En ese contexto se desarrollaba el sexto día de manifestaciones en todo el Perú cuando Diuliana Valdiviezo se encontró con los últimos minutos de vida de Bryan Pintado, un muchacho de 22 años:
-Sabíamos que la marcha del sábado no iba a terminar bien. Nos preparamos como si estuviésemos yendo a la guerra. Llevamos unas camillas de campaña. Los chicos (manifestantes) estuvieron en el cruce de las avenidas Piérola con Abancay. Nosotros estábamos a un lado. Cuando salió la primera ráfaga de bombas lacrimógenas de la Policía, que eran como 15 o 20, los primeros heridos tenían cortes en la cabeza, cuello, espalda, brazos, tanto por perdigones como por las bombas lacrimógenas. Había gente convulsionando, muchos asfixiados…
En efecto, pasadas las 8 de la noche del 14 de noviembre empezaron los perdigonazos y las bombardas, los fuegos artificiales, la lluvia de piedras y los insultos en una fusión tan caótica que hasta los olores de la marihuana, los gases tóxicos y el cigarro se percibían en un solo respiro. De repente: ¡pom, pom, pom, pom! y mentadas de madre, carajos y ayes, chispas en el aire y hálitos blanquecinos que se metían por la nariz y no permitían respirar. “¡No corran!, ¡gracias, mano, gracias, brother!, ¡toma vinagre!, ¡tranquilos!, ¡me quema la cara!, ¡no veo!, ¡médico!”, gritaban los manifestantes y brigadistas voluntarios. Quien lea esto y haya estado cerca de los puntos de violencia de las marchas se acordará. Fue así como el vinagre blanco se convirtió en un elixir para volver a la vida frente a la asfixia. Ahí veías, entonces, a los chicos incógnitos entre sus mascarillas, apresurados y ataviados con guantes de protección que se encargaban de neutralizar el gas lacrimógeno con depósitos llenos de agua y bicarbonato. Eran los desactivadores de bombas.

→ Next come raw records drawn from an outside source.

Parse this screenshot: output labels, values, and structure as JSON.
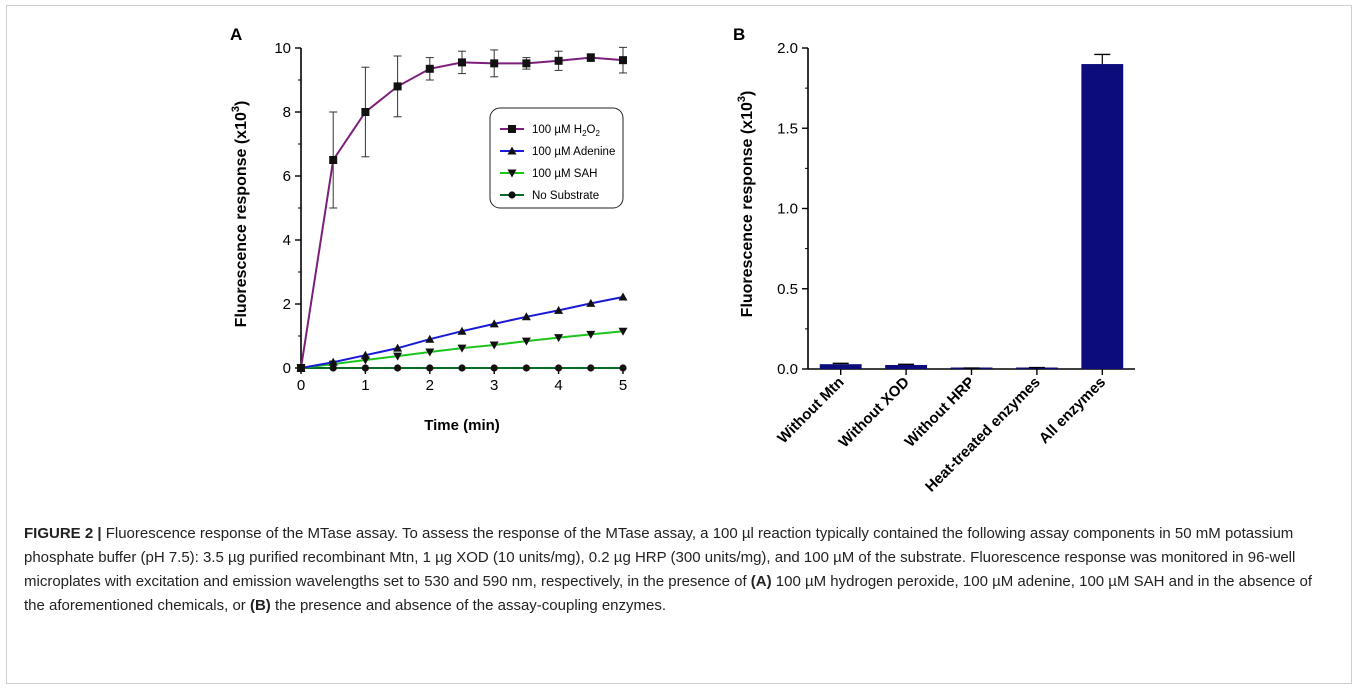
{
  "chart_data": [
    {
      "type": "line",
      "panel_label": "A",
      "xlabel": "Time (min)",
      "ylabel_main": "Fluorescence response (x10",
      "ylabel_exp": "3",
      "ylabel_close": ")",
      "xlim": [
        0,
        5
      ],
      "ylim": [
        0,
        10
      ],
      "xticks": [
        "0",
        "1",
        "2",
        "3",
        "4",
        "5"
      ],
      "yticks": [
        "0",
        "2",
        "4",
        "6",
        "8",
        "10"
      ],
      "legend_position": "upper-right",
      "series": [
        {
          "name": "100 µM H",
          "name_sub": "2",
          "name_mid": "O",
          "name_sub2": "2",
          "marker": "square",
          "color": "#7b1f7b",
          "x": [
            0,
            0.5,
            1,
            1.5,
            2,
            2.5,
            3,
            3.5,
            4,
            4.5,
            5
          ],
          "y": [
            0,
            6.5,
            8.0,
            8.8,
            9.35,
            9.55,
            9.52,
            9.52,
            9.6,
            9.7,
            9.62
          ],
          "err": [
            0,
            1.5,
            1.4,
            0.95,
            0.35,
            0.35,
            0.42,
            0.18,
            0.3,
            0.12,
            0.4
          ]
        },
        {
          "name": "100 µM Adenine",
          "marker": "triangle-up",
          "color": "#1a1ad6",
          "x": [
            0,
            0.5,
            1,
            1.5,
            2,
            2.5,
            3,
            3.5,
            4,
            4.5,
            5
          ],
          "y": [
            0,
            0.18,
            0.4,
            0.62,
            0.9,
            1.15,
            1.38,
            1.6,
            1.8,
            2.02,
            2.22
          ]
        },
        {
          "name": "100 µM SAH",
          "marker": "triangle-down",
          "color": "#1ec41e",
          "x": [
            0,
            0.5,
            1,
            1.5,
            2,
            2.5,
            3,
            3.5,
            4,
            4.5,
            5
          ],
          "y": [
            0,
            0.12,
            0.25,
            0.37,
            0.5,
            0.62,
            0.72,
            0.84,
            0.95,
            1.05,
            1.15
          ]
        },
        {
          "name": "No Substrate",
          "marker": "circle",
          "color": "#0a6a28",
          "x": [
            0,
            0.5,
            1,
            1.5,
            2,
            2.5,
            3,
            3.5,
            4,
            4.5,
            5
          ],
          "y": [
            0,
            0,
            0,
            0,
            0,
            0,
            0,
            0,
            0,
            0,
            0
          ]
        }
      ]
    },
    {
      "type": "bar",
      "panel_label": "B",
      "ylabel_main": "Fluorescence response (x10",
      "ylabel_exp": "3",
      "ylabel_close": ")",
      "ylim": [
        0,
        2.0
      ],
      "yticks": [
        "0.0",
        "0.5",
        "1.0",
        "1.5",
        "2.0"
      ],
      "categories": [
        "Without Mtn",
        "Without XOD",
        "Without HRP",
        "Heat-treated enzymes",
        "All enzymes"
      ],
      "values": [
        0.03,
        0.025,
        0.004,
        0.007,
        1.9
      ],
      "err": [
        0.005,
        0.004,
        0.002,
        0.002,
        0.06
      ],
      "bar_color": "#0c0c7c"
    }
  ],
  "caption": {
    "lead": "FIGURE 2 |",
    "text": " Fluorescence response of the MTase assay. To assess the response of the MTase assay, a 100 µl reaction typically contained the following assay components in 50 mM potassium phosphate buffer (pH 7.5): 3.5 µg purified recombinant Mtn, 1 µg XOD (10 units/mg), 0.2 µg HRP (300 units/mg), and 100 µM of the substrate. Fluorescence response was monitored in 96-well microplates with excitation and emission wavelengths set to 530 and 590 nm, respectively, in the presence of ",
    "a_label": "(A)",
    "a_text": " 100 µM hydrogen peroxide, 100 µM adenine, 100 µM SAH and in the absence of the aforementioned chemicals, or ",
    "b_label": "(B)",
    "b_text": " the presence and absence of the assay-coupling enzymes."
  }
}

En esos momentos la vida de Bryan Pintado cae mal herida y Diuliana lo toma en brazos:
-Recibo vivo a Bryan, sangrando en la cara y en el cuerpo. Lo limpié para ver de dónde venía el sangrado, lo habían perforado en todos lados. Inmediatamente lo cargamos con mis compañeros por unas 6 cuadras, los taxistas tenían miedo de llevarnos. Me tocó bajarlo en el hospital Guillermo Almenara y llevarlo al área de Shock Trauma. Hicieron lo que pudieron y al cabo de unos minutos lo declararon muerto.Walter Hupiu Tapia, un fotoperiodista peruano con años de experiencia cubriendo protestas sigue “desbordado y empequeñecido” por todo lo vivido.

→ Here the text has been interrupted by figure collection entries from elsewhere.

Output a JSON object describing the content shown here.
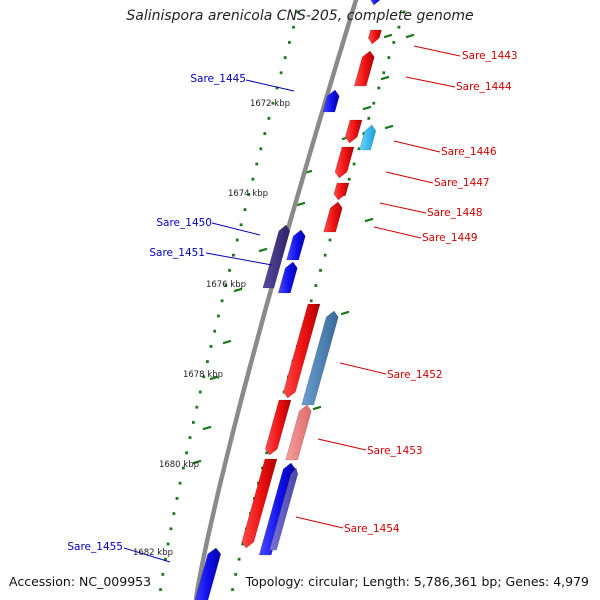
{
  "title": "Salinispora arenicola CNS-205, complete genome",
  "footer": {
    "accession": "Accession: NC_009953",
    "summary": "Topology: circular; Length: 5,786,361 bp; Genes: 4,979"
  },
  "scale_labels": [
    "1672 kbp",
    "1674 kbp",
    "1676 kbp",
    "1678 kbp",
    "1680 kbp",
    "1682 kbp"
  ],
  "colors": {
    "backbone": "#8a8a8a",
    "tick": "#1a7a1a",
    "forward_gene": "#ee1111",
    "reverse_gene": "#1111ee",
    "light_blue_gene": "#33bbee",
    "purple_gene": "#443388",
    "steel_blue_gene": "#4a7fb5",
    "pink_gene": "#ee8080",
    "reverse_label": "#0000bb",
    "forward_label": "#cc0000"
  },
  "gene_labels": {
    "right": [
      "Sare_1443",
      "Sare_1444",
      "Sare_1446",
      "Sare_1447",
      "Sare_1448",
      "Sare_1449",
      "Sare_1452",
      "Sare_1453",
      "Sare_1454"
    ],
    "left": [
      "Sare_1445",
      "Sare_1450",
      "Sare_1451",
      "Sare_1455"
    ]
  }
}
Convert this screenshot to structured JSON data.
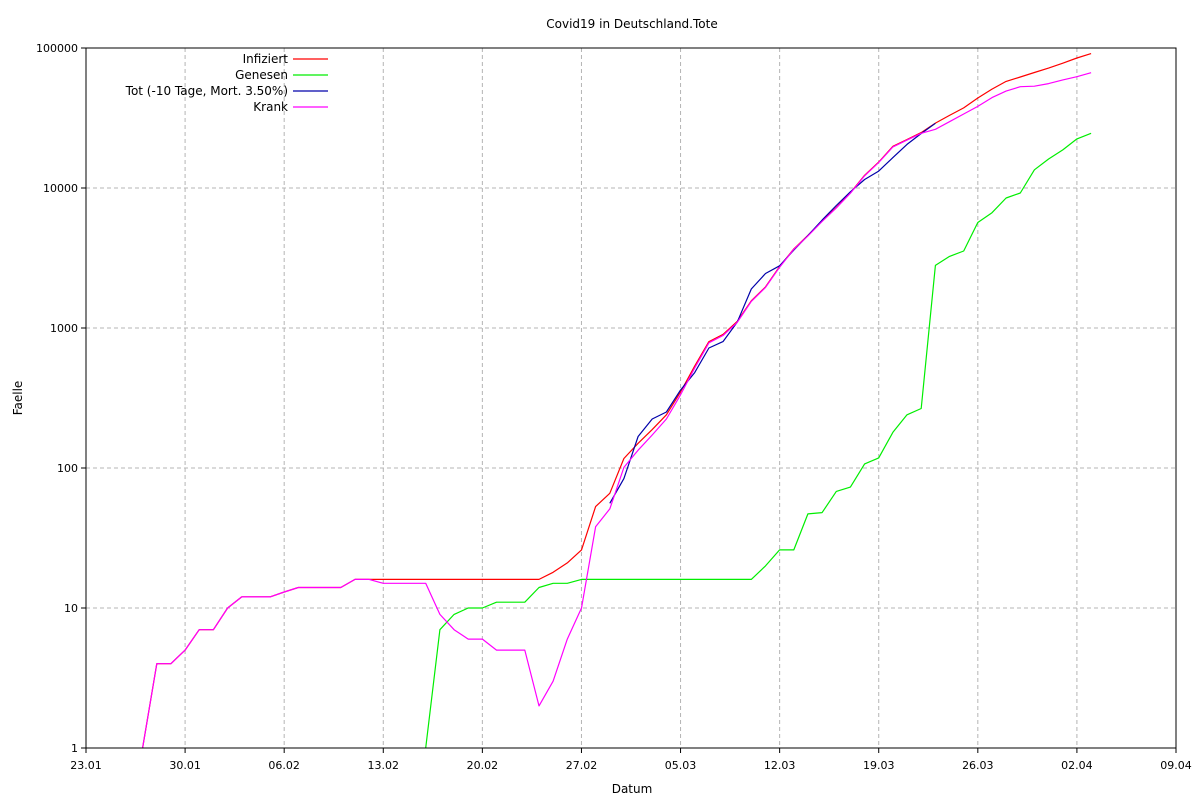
{
  "window_title": "Covid19 in Deutschland.Tote",
  "chart_data": {
    "type": "line",
    "title": "Covid19 in Deutschland.Tote",
    "xlabel": "Datum",
    "ylabel": "Faelle",
    "y_scale": "log",
    "ylim": [
      1,
      100000
    ],
    "xlim": [
      "2020-01-23",
      "2020-04-09"
    ],
    "x_ticks": [
      {
        "date": "2020-01-23",
        "label": "23.01"
      },
      {
        "date": "2020-01-30",
        "label": "30.01"
      },
      {
        "date": "2020-02-06",
        "label": "06.02"
      },
      {
        "date": "2020-02-13",
        "label": "13.02"
      },
      {
        "date": "2020-02-20",
        "label": "20.02"
      },
      {
        "date": "2020-02-27",
        "label": "27.02"
      },
      {
        "date": "2020-03-05",
        "label": "05.03"
      },
      {
        "date": "2020-03-12",
        "label": "12.03"
      },
      {
        "date": "2020-03-19",
        "label": "19.03"
      },
      {
        "date": "2020-03-26",
        "label": "26.03"
      },
      {
        "date": "2020-04-02",
        "label": "02.04"
      },
      {
        "date": "2020-04-09",
        "label": "09.04"
      }
    ],
    "y_ticks": [
      {
        "value": 1,
        "label": "1"
      },
      {
        "value": 10,
        "label": "10"
      },
      {
        "value": 100,
        "label": "100"
      },
      {
        "value": 1000,
        "label": "1000"
      },
      {
        "value": 10000,
        "label": "10000"
      },
      {
        "value": 100000,
        "label": "100000"
      }
    ],
    "grid": true,
    "legend_position": "top-left",
    "series": [
      {
        "name": "Infiziert",
        "color": "#ff0000",
        "points": [
          [
            "2020-01-27",
            1
          ],
          [
            "2020-01-28",
            4
          ],
          [
            "2020-01-29",
            4
          ],
          [
            "2020-01-30",
            5
          ],
          [
            "2020-01-31",
            7
          ],
          [
            "2020-02-01",
            7
          ],
          [
            "2020-02-02",
            10
          ],
          [
            "2020-02-03",
            12
          ],
          [
            "2020-02-04",
            12
          ],
          [
            "2020-02-05",
            12
          ],
          [
            "2020-02-06",
            13
          ],
          [
            "2020-02-07",
            14
          ],
          [
            "2020-02-08",
            14
          ],
          [
            "2020-02-09",
            14
          ],
          [
            "2020-02-10",
            14
          ],
          [
            "2020-02-11",
            16
          ],
          [
            "2020-02-12",
            16
          ],
          [
            "2020-02-13",
            16
          ],
          [
            "2020-02-14",
            16
          ],
          [
            "2020-02-15",
            16
          ],
          [
            "2020-02-16",
            16
          ],
          [
            "2020-02-17",
            16
          ],
          [
            "2020-02-18",
            16
          ],
          [
            "2020-02-19",
            16
          ],
          [
            "2020-02-20",
            16
          ],
          [
            "2020-02-21",
            16
          ],
          [
            "2020-02-22",
            16
          ],
          [
            "2020-02-23",
            16
          ],
          [
            "2020-02-24",
            16
          ],
          [
            "2020-02-25",
            18
          ],
          [
            "2020-02-26",
            21
          ],
          [
            "2020-02-27",
            26
          ],
          [
            "2020-02-28",
            53
          ],
          [
            "2020-02-29",
            66
          ],
          [
            "2020-03-01",
            117
          ],
          [
            "2020-03-02",
            150
          ],
          [
            "2020-03-03",
            188
          ],
          [
            "2020-03-04",
            240
          ],
          [
            "2020-03-05",
            349
          ],
          [
            "2020-03-06",
            534
          ],
          [
            "2020-03-07",
            800
          ],
          [
            "2020-03-08",
            900
          ],
          [
            "2020-03-09",
            1112
          ],
          [
            "2020-03-10",
            1565
          ],
          [
            "2020-03-11",
            1966
          ],
          [
            "2020-03-12",
            2745
          ],
          [
            "2020-03-13",
            3675
          ],
          [
            "2020-03-14",
            4585
          ],
          [
            "2020-03-15",
            5813
          ],
          [
            "2020-03-16",
            7272
          ],
          [
            "2020-03-17",
            9257
          ],
          [
            "2020-03-18",
            12327
          ],
          [
            "2020-03-19",
            15320
          ],
          [
            "2020-03-20",
            19848
          ],
          [
            "2020-03-21",
            22213
          ],
          [
            "2020-03-22",
            24873
          ],
          [
            "2020-03-23",
            29056
          ],
          [
            "2020-03-24",
            32986
          ],
          [
            "2020-03-25",
            37323
          ],
          [
            "2020-03-26",
            43938
          ],
          [
            "2020-03-27",
            50871
          ],
          [
            "2020-03-28",
            57695
          ],
          [
            "2020-03-29",
            62095
          ],
          [
            "2020-03-30",
            66885
          ],
          [
            "2020-03-31",
            71808
          ],
          [
            "2020-04-01",
            77872
          ],
          [
            "2020-04-02",
            84794
          ],
          [
            "2020-04-03",
            91159
          ]
        ]
      },
      {
        "name": "Genesen",
        "color": "#00ee00",
        "points": [
          [
            "2020-02-16",
            1
          ],
          [
            "2020-02-17",
            7
          ],
          [
            "2020-02-18",
            9
          ],
          [
            "2020-02-19",
            10
          ],
          [
            "2020-02-20",
            10
          ],
          [
            "2020-02-21",
            11
          ],
          [
            "2020-02-22",
            11
          ],
          [
            "2020-02-23",
            11
          ],
          [
            "2020-02-24",
            14
          ],
          [
            "2020-02-25",
            15
          ],
          [
            "2020-02-26",
            15
          ],
          [
            "2020-02-27",
            16
          ],
          [
            "2020-02-28",
            16
          ],
          [
            "2020-03-10",
            16
          ],
          [
            "2020-03-11",
            20
          ],
          [
            "2020-03-12",
            26
          ],
          [
            "2020-03-13",
            26
          ],
          [
            "2020-03-14",
            47
          ],
          [
            "2020-03-15",
            48
          ],
          [
            "2020-03-16",
            68
          ],
          [
            "2020-03-17",
            73
          ],
          [
            "2020-03-18",
            107
          ],
          [
            "2020-03-19",
            118
          ],
          [
            "2020-03-20",
            180
          ],
          [
            "2020-03-21",
            240
          ],
          [
            "2020-03-22",
            266
          ],
          [
            "2020-03-23",
            2800
          ],
          [
            "2020-03-24",
            3244
          ],
          [
            "2020-03-25",
            3547
          ],
          [
            "2020-03-26",
            5673
          ],
          [
            "2020-03-27",
            6658
          ],
          [
            "2020-03-28",
            8481
          ],
          [
            "2020-03-29",
            9211
          ],
          [
            "2020-03-30",
            13500
          ],
          [
            "2020-03-31",
            16100
          ],
          [
            "2020-04-01",
            18700
          ],
          [
            "2020-04-02",
            22440
          ],
          [
            "2020-04-03",
            24575
          ]
        ]
      },
      {
        "name": "Tot (-10 Tage, Mort. 3.50%)",
        "color": "#0000aa",
        "points": [
          [
            "2020-02-29",
            56
          ],
          [
            "2020-03-01",
            84
          ],
          [
            "2020-03-02",
            168
          ],
          [
            "2020-03-03",
            224
          ],
          [
            "2020-03-04",
            251
          ],
          [
            "2020-03-05",
            360
          ],
          [
            "2020-03-06",
            480
          ],
          [
            "2020-03-07",
            720
          ],
          [
            "2020-03-08",
            800
          ],
          [
            "2020-03-09",
            1100
          ],
          [
            "2020-03-10",
            1900
          ],
          [
            "2020-03-11",
            2450
          ],
          [
            "2020-03-12",
            2780
          ],
          [
            "2020-03-13",
            3600
          ],
          [
            "2020-03-14",
            4580
          ],
          [
            "2020-03-15",
            5900
          ],
          [
            "2020-03-16",
            7500
          ],
          [
            "2020-03-17",
            9400
          ],
          [
            "2020-03-18",
            11500
          ],
          [
            "2020-03-19",
            13200
          ],
          [
            "2020-03-20",
            16500
          ],
          [
            "2020-03-21",
            20500
          ],
          [
            "2020-03-22",
            24500
          ],
          [
            "2020-03-23",
            29000
          ]
        ]
      },
      {
        "name": "Krank",
        "color": "#ff00ff",
        "points": [
          [
            "2020-01-27",
            1
          ],
          [
            "2020-01-28",
            4
          ],
          [
            "2020-01-29",
            4
          ],
          [
            "2020-01-30",
            5
          ],
          [
            "2020-01-31",
            7
          ],
          [
            "2020-02-01",
            7
          ],
          [
            "2020-02-02",
            10
          ],
          [
            "2020-02-03",
            12
          ],
          [
            "2020-02-04",
            12
          ],
          [
            "2020-02-05",
            12
          ],
          [
            "2020-02-06",
            13
          ],
          [
            "2020-02-07",
            14
          ],
          [
            "2020-02-08",
            14
          ],
          [
            "2020-02-09",
            14
          ],
          [
            "2020-02-10",
            14
          ],
          [
            "2020-02-11",
            16
          ],
          [
            "2020-02-12",
            16
          ],
          [
            "2020-02-13",
            15
          ],
          [
            "2020-02-14",
            15
          ],
          [
            "2020-02-15",
            15
          ],
          [
            "2020-02-16",
            15
          ],
          [
            "2020-02-17",
            9
          ],
          [
            "2020-02-18",
            7
          ],
          [
            "2020-02-19",
            6
          ],
          [
            "2020-02-20",
            6
          ],
          [
            "2020-02-21",
            5
          ],
          [
            "2020-02-22",
            5
          ],
          [
            "2020-02-23",
            5
          ],
          [
            "2020-02-24",
            2
          ],
          [
            "2020-02-25",
            3
          ],
          [
            "2020-02-26",
            6
          ],
          [
            "2020-02-27",
            10
          ],
          [
            "2020-02-28",
            38
          ],
          [
            "2020-02-29",
            51
          ],
          [
            "2020-03-01",
            101
          ],
          [
            "2020-03-02",
            134
          ],
          [
            "2020-03-03",
            172
          ],
          [
            "2020-03-04",
            224
          ],
          [
            "2020-03-05",
            333
          ],
          [
            "2020-03-06",
            518
          ],
          [
            "2020-03-07",
            784
          ],
          [
            "2020-03-08",
            884
          ],
          [
            "2020-03-09",
            1096
          ],
          [
            "2020-03-10",
            1549
          ],
          [
            "2020-03-11",
            1950
          ],
          [
            "2020-03-12",
            2719
          ],
          [
            "2020-03-13",
            3649
          ],
          [
            "2020-03-14",
            4538
          ],
          [
            "2020-03-15",
            5765
          ],
          [
            "2020-03-16",
            7204
          ],
          [
            "2020-03-17",
            9184
          ],
          [
            "2020-03-18",
            12220
          ],
          [
            "2020-03-19",
            15202
          ],
          [
            "2020-03-20",
            19668
          ],
          [
            "2020-03-21",
            21973
          ],
          [
            "2020-03-22",
            24607
          ],
          [
            "2020-03-23",
            26256
          ],
          [
            "2020-03-24",
            29742
          ],
          [
            "2020-03-25",
            33776
          ],
          [
            "2020-03-26",
            38265
          ],
          [
            "2020-03-27",
            44213
          ],
          [
            "2020-03-28",
            49214
          ],
          [
            "2020-03-29",
            52884
          ],
          [
            "2020-03-30",
            53385
          ],
          [
            "2020-03-31",
            55708
          ],
          [
            "2020-04-01",
            59172
          ],
          [
            "2020-04-02",
            62354
          ],
          [
            "2020-04-03",
            66584
          ]
        ]
      }
    ]
  }
}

-Estas marchas solo puedo compararlas con las de “Los cuatro suyos” el año 2000. Aquella vez eran los grandes quienes salieron al asfalto. La actitud y consciencia de combate urbano son las mismas, los aprestamientos y piquetes de primeros auxilios también, con focos de lucha en varios puntos en simultáneo. Pero esta vez han sido los jóvenes.
Las vías del centro histórico de Lima en las cercanías de la Plaza San Martín, como el Jr. Lampa, se ataviaban de casquillos, botellas, ropa sucia, mascarillas sueltas y rocas. No faltaron los ambulantes que vendían banderas, polos o agua. Algunos jóvenes conseguían piedras y pedazos de concreto de los jardines o veredas. Esto sucedió en la Plaza de la Democracia: cogían grandes bloques y los golpeaban contra el piso para que se partieran en varios segmentos, que luego lanzaban hacia la Policía.
A lo largo de la noche del 14 de noviembre, en plenos actos de violencia, un helicóptero de la Policía monitoreaba a los manifestantes. Abajo había solidaridad, la solidaridad de un poco de agua, bicarbonato para desactivar bombas o vinagre por la democracia y contra la corrupción. Diuliana Valdiviezo hace una pausa ante todos sus recuerdos, dice que es la semana más dura y dolorosa que le ha tocado vivir como generación.
Y termina:
-Ayer martes 17 de noviembre – tres días después de la tragedia – pude lavar mi polo de brigadista. Aún tenía la sangre de Bryan.